Près de 500 universitaires, juristes et défenseurs des droits de l’homme ont accusé jeudi le gouvernement de Stephen Harper de « discréditer » le Canada en adoptant une position « déséquilibrée et partisane » exagérément pro-israélienne dans le conflit actuel.

Après avoir rappelé le lourd bilan humain des affrontements, les signataires de cette lettre ouverte publiée par le Globe and Mail estiment que « le mépris pour le droit international exprimé par le silence du Canada sur de potentielles violations très graves (des règles de la guerre, ndlr) discrédite le Canada ».

Allié inconditionnel d’Israël, le gouvernement conservateur de M. Harper n’a eu de cesse de rappeler son droit à se défendre depuis le début des hostilités, il y a 17 jours, sans l’appeler à la retenue à Gaza comme Washington a pu le faire.

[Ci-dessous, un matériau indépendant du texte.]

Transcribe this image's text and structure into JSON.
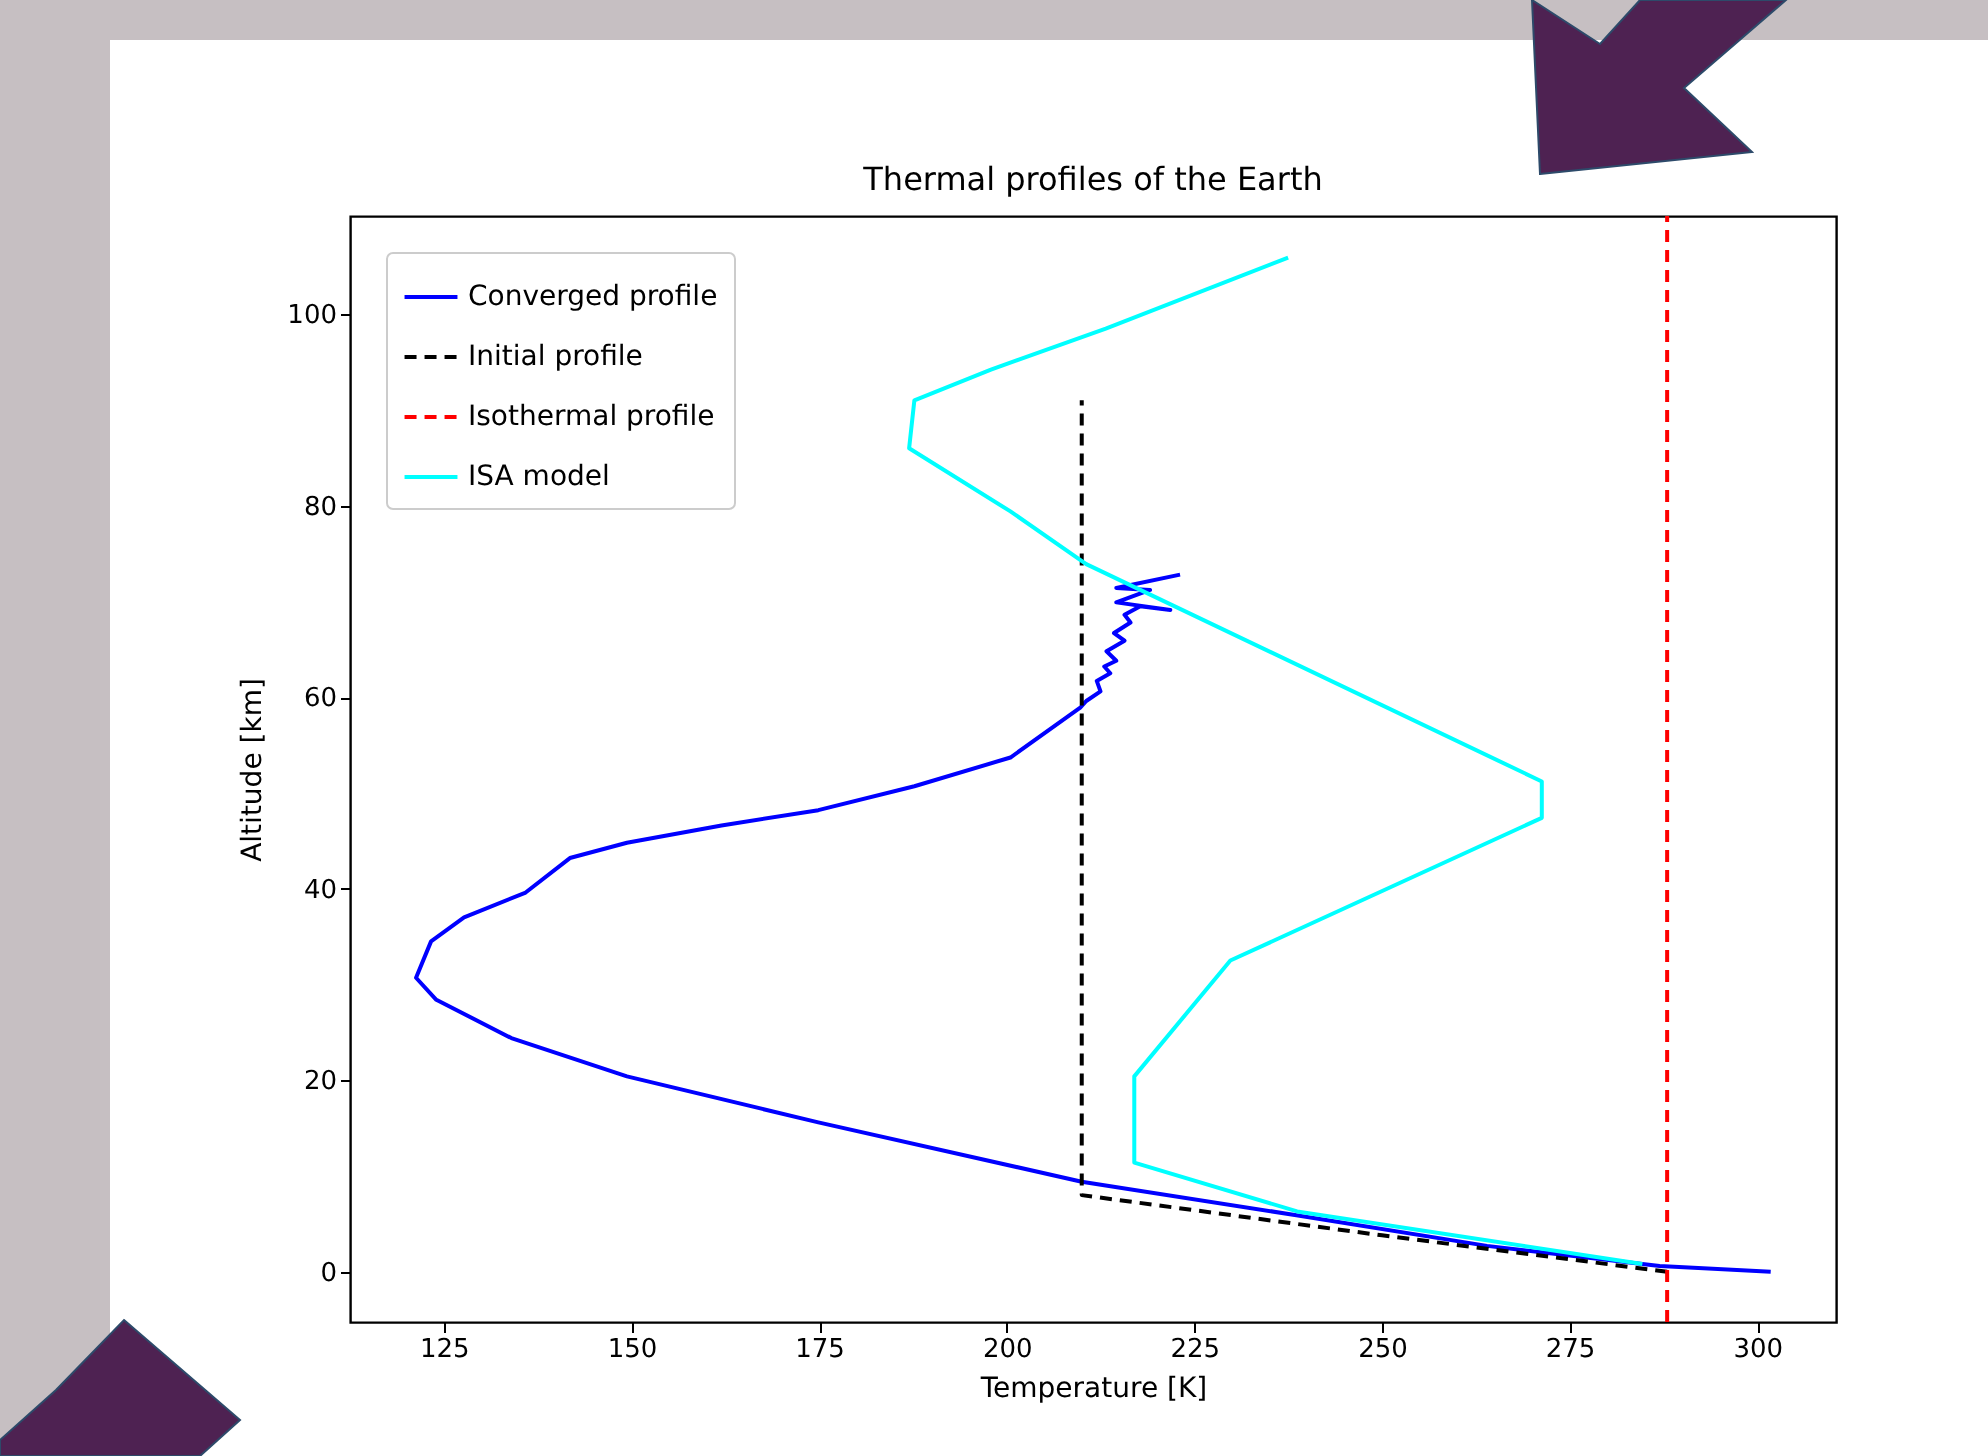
{
  "chart_data": {
    "type": "line",
    "title": "Thermal profiles of the Earth",
    "xlabel": "Temperature [K]",
    "ylabel": "Altitude [km]",
    "xlim": [
      112.5,
      310.5
    ],
    "ylim": [
      -5.25,
      110.25
    ],
    "xticks": [
      125,
      150,
      175,
      200,
      225,
      250,
      275,
      300
    ],
    "yticks": [
      0,
      20,
      40,
      60,
      80,
      100
    ],
    "grid": false,
    "legend": "top left",
    "marker": "none",
    "series": [
      {
        "name": "Converged profile",
        "color": "#0000ff",
        "line_style": "solid",
        "x": [
          301.8,
          287,
          264,
          238.6,
          210,
          174.9,
          149.4,
          134,
          124,
          121.3,
          123.3,
          127.7,
          135.9,
          141.8,
          149.4,
          162,
          174.9,
          187.7,
          200.5,
          209.8,
          210.6,
          212.5,
          212,
          213.8,
          213,
          214.6,
          213.3,
          215.7,
          214.3,
          216.5,
          215.7,
          217.8,
          221.8,
          214.6,
          219.1,
          214.6,
          223.1
        ],
        "values": [
          0,
          0.6,
          2.7,
          5.9,
          9.4,
          15.6,
          20.4,
          24.4,
          28.4,
          30.7,
          34.5,
          37,
          39.6,
          43.2,
          44.8,
          46.6,
          48.2,
          50.7,
          53.7,
          58.9,
          59.6,
          60.6,
          61.7,
          62.5,
          63.2,
          63.8,
          64.8,
          65.9,
          66.7,
          67.8,
          68.6,
          69.5,
          69.1,
          69.9,
          71.2,
          71.4,
          72.8
        ]
      },
      {
        "name": "Initial profile",
        "color": "#000000",
        "line_style": "dashed",
        "x": [
          288,
          250,
          210,
          210
        ],
        "values": [
          0,
          3.8,
          8,
          91
        ]
      },
      {
        "name": "Isothermal profile",
        "color": "#ff0000",
        "line_style": "dashed",
        "x": [
          288,
          288
        ],
        "values": [
          -5.25,
          110.25
        ]
      },
      {
        "name": "ISA model",
        "color": "#00ffff",
        "line_style": "solid",
        "x": [
          284.7,
          238.7,
          217,
          217,
          229.8,
          271.3,
          271.3,
          210.6,
          200.5,
          187,
          187.7,
          197.9,
          213.2,
          237.5
        ],
        "values": [
          0.8,
          6.3,
          11.4,
          20.4,
          32.5,
          47.4,
          51.2,
          73.9,
          79.4,
          86,
          91,
          94.2,
          98.5,
          105.9
        ]
      }
    ]
  }
}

Ottawa a dénoncé mercredi l’ouverture d’une enquête de l’ONU sur les éventuels de crimes de guerre commis par l’armée israélienne dans la bande de Gaza lors de l’actuelle opération Bordure protectrice.

« (Nous) sommes profondément perturbés par la position déséquilibrée et partisane adoptée par le gouvernement canadien et les parties politiques fédéraux », écrivent les auteurs de cette lettre.

« L’adoption d’une telle position manichéenne nuit aux propres objectifs de politiques étrangères (du gouvernement canadien, ndlr), à savoir la conclusion ‘d’un accord de paix global, équitable et durable’ entre Israël et la Palestine », remarquent les signataires.

Les 500 personnalités concluent leur lettre en estimant que « plutôt que de garder le silence face à ces violations du droit international humanitaire, un vrai ami devrait agir avec responsabilité et appeler Israël à y mettre fin ».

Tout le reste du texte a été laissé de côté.